As chickens age and grow, it is necessary to match their feeding requirements to the stage of growth they are in at any given time. This can mean making several dietary changes as your chickens grow, some of which may seem to occur quite rapidly. Staying on top of the appropriate type of feed needed at various stages of development will aid in keeping your chickens healthy. While some people prefer to concoct their own feeds, others utilize commercial feeds. This is not a bad thing as commercial feeds are designed by nutritionists who know what your chickens need and when and this can be beneficial to those who are just starting out with chickens and need to learn the ropes for a while before hatching their own feed plans.
From birth to eight weeks of age, Starter Feed should be fed. It contains the necessary amount of protein (20%) to sustain growing chicks. Starter Feed is dissolved by saliva and thus does not require grit. Giving treats to young chicks, on the other hand, does require access to grit for proper digestion. Avoiding treats for young chicks may be a better choice at this stage of development, however, because the more treats they consume, the less nutrient-rich feed they consume, and that is what they truly need. However, if you do wish to give treats, that should be done at your own discretion and accompanied by access to sand, pebbles, etc. that can be used by your chicks as grit. This is especially important when you take into consideration chicks that spend the early portions of their lives enclosed in a coop where they may not find grit on their own.
From the age of 8 weeks forward to 18 weeks, your chickens should feast on Grower Feed. At this age, your chicken is reaching adolescence and needs about 16-18% protein. Continuing to feed Starter Feed after your chicks reach the appropriate age for Grower Feed can bring on premature egg-laying. Although we are always excited to see eggs in the coop, this should not come at the risk of an immature hen beginning to lay too soon, before her body is truly ready.
Once your chickens have reached 18 weeks of age, they can graduate to Layer Feed. The main difference between Layer Feed and Grower Feed is the addition of calcium for egg shell development; the level of protein does not really change. Feeding Layer Feed prior to this age can be detrimental due to this very same calcium; too much calcium too soon can damage kidneys and cause the formation of kidney stones, so be sure to wait to move to this feed until the 18 week mark has passed. At this stage of your chickens life, adding even more calcium (such as crushed egg shells) can actually be helpful. If laying hens do not have access to enough calcium to produce eggs, their body can actually turn on itself, robbing the hen of the very calcium she needs to have strong bones and using that calcium instead in her eggs. It is for reasons such as this that calcium is so important to birds of this age and older.
Grit is something that is necessary at all stages of a chickens life when something other than Starter Feed is being fed. Since Starter Feed dissolves in the mouth of a chick, grit is not needed unless supplemental food items are added to the diet of said chicks. However, as a chicken ages, the food it consumes will require grit for digestion, so be sure your chickens have access to substances that can serve as grit at all times. Grit can be found in a naturally occuring location on your property or it can be purchased.

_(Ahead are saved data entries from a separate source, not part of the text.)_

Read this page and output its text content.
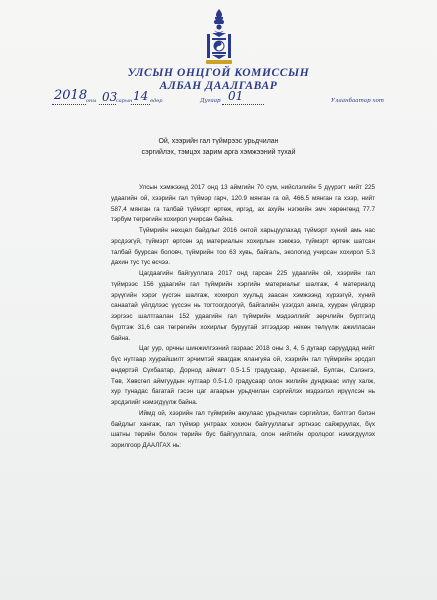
УЛСЫН ОНЦГОЙ КОМИССЫН
АЛБАН ДААЛГАВАР
2018
оны 03
сарын 14 өдөр	Дугаар 01	Улаанбаатар хот
Ой, хээрийн гал түймрээс урьдчилан
сэргийлэх, тэмцэх зарим арга хэмжээний тухай
Улсын хэмжээнд 2017 онд 13 аймгийн 70 сум, нийслэлийн 5 дүүрэгт нийт 225
удаагийн ой, хээрийн гал түймэр гарч, 120.9 мянган га ой, 466.5 мянган га хээр, нийт
587,4 мянган га талбай түймэрт өртөж, иргэд, ах ахуйн нэгжийн эмч хөрөнгөнд 77.7
тэрбум төгрөгийн хохирол учирсан байна.
Түймрийн нөхцөл байдлыг 2016 онтой харьцуулахад түймэрт хүний амь нас
эрсдээгүй, түймэрт өртсөн эд материалын хохирлын хэмжээ, түймэрт өртөж шатсан
талбай буурсан боловч, түймрийн тоо 63 хувь, байгаль, экологид учирсан хохирол 5.3
дахин тус тус өсчээ.
Цагдаагийн байгууллага 2017 онд гарсан 225 удаагийн ой, хээрийн гал
түймрээс 156 удаагийн гал түймрийн хэргийн материалыг шалгаж, 4 материалд
эрүүгийн хэрэг үүсгэн шалгаж, хохирол хуульд заасан хэмжээнд хүрээгүй, хүний
санаатай үйлдлээс үүссэн нь тогтоогдоогүй, байгалийн үзэгдэл аянга, хууран үйлдвэр
зэргээс шалтгаалан 152 удаагийн гал түймрийн мэдээллийг зөрчлийн бүртгэлд
бүртгэж 31,6 сая төгрөгийн хохирлыг буруутай этгээдээр нөхөн төлүүлж ажилласан
байна.
Цаг уур, орчны шинжилгээний газраас 2018 оны 3, 4, 5 дугаар сарууддад нийт
бүс нутгаар хуурайшилт эрчимтэй явагдаж ялангуяа ой, хээрийн гал түймрийн эрсдэл
өндөртэй Сүхбаатар, Дорнод аймагт 0.5-1.5 градусаар, Архангай, Булган, Сэлэнгэ,
Төв, Хөвсгөл аймгуудын нутгаар 0.5-1.0 градусаар олон жилийн дунджаас илүү халж,
хур тунадас багатай гэсэн цаг агаарын урьдчилан сэргийлэх мэдээлэл ирүүлсэн нь
эрсдэлийг нэмэгдүүлж байна.
Иймд ой, хээрийн гал түймрийн аюулаас урьдчилан сэргийлэх, бэлтгэл бэлэн
байдлыг хангаж, гал түймэр унтраах хохион байгууллагыг эртнээс сайжруулах, бүх
шатны төрийн болон төрийн бус байгууллага, олон нийтийн оролцоог нэмэгдүүлэх
зорилгоор ДААЛГАХ нь:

Treats, especially healthy ones, are welcome surprises from time to time. While chickens love a variety of foods, moderation is key. Too much treating will result in less feed eating and the potential for reduced protein, nutrients, and calcium to be consumed. Treat in moderation with healthy foods and limit scratch, which is in large part comprised of carbohydrates and is somewhat low in benefits other than a quick energy boost. Times when scratch is useful are during winter weather when excess calories are needed to stay warm and in the case of broody hens, but be careful not to provide too much of a good thing or obesity may plague your flock.
As with all things, there are going to be different opinions as to what is the best feed for chickens at varying ages. With that said, this is a suggestion as to what you might want to consider when feeding your chickens; it is not a rule to which you absolutely must adhere. If organics are what you have in mind, all of the feeds listed above are available in organic varieties. They are also available in medicated form, such as in the case of Starter Feed, which can be purchased containing amprolium to aid in the fight against coccidiosis should that become a problem amongst your chicks.
Only you can decide what is best for the animals in your flock. It is you that knows with what you are comfortable and what you wish to spend on feeds and other necessities. As long as your chickens are happy and healthy, may their meals be enjoyed by all!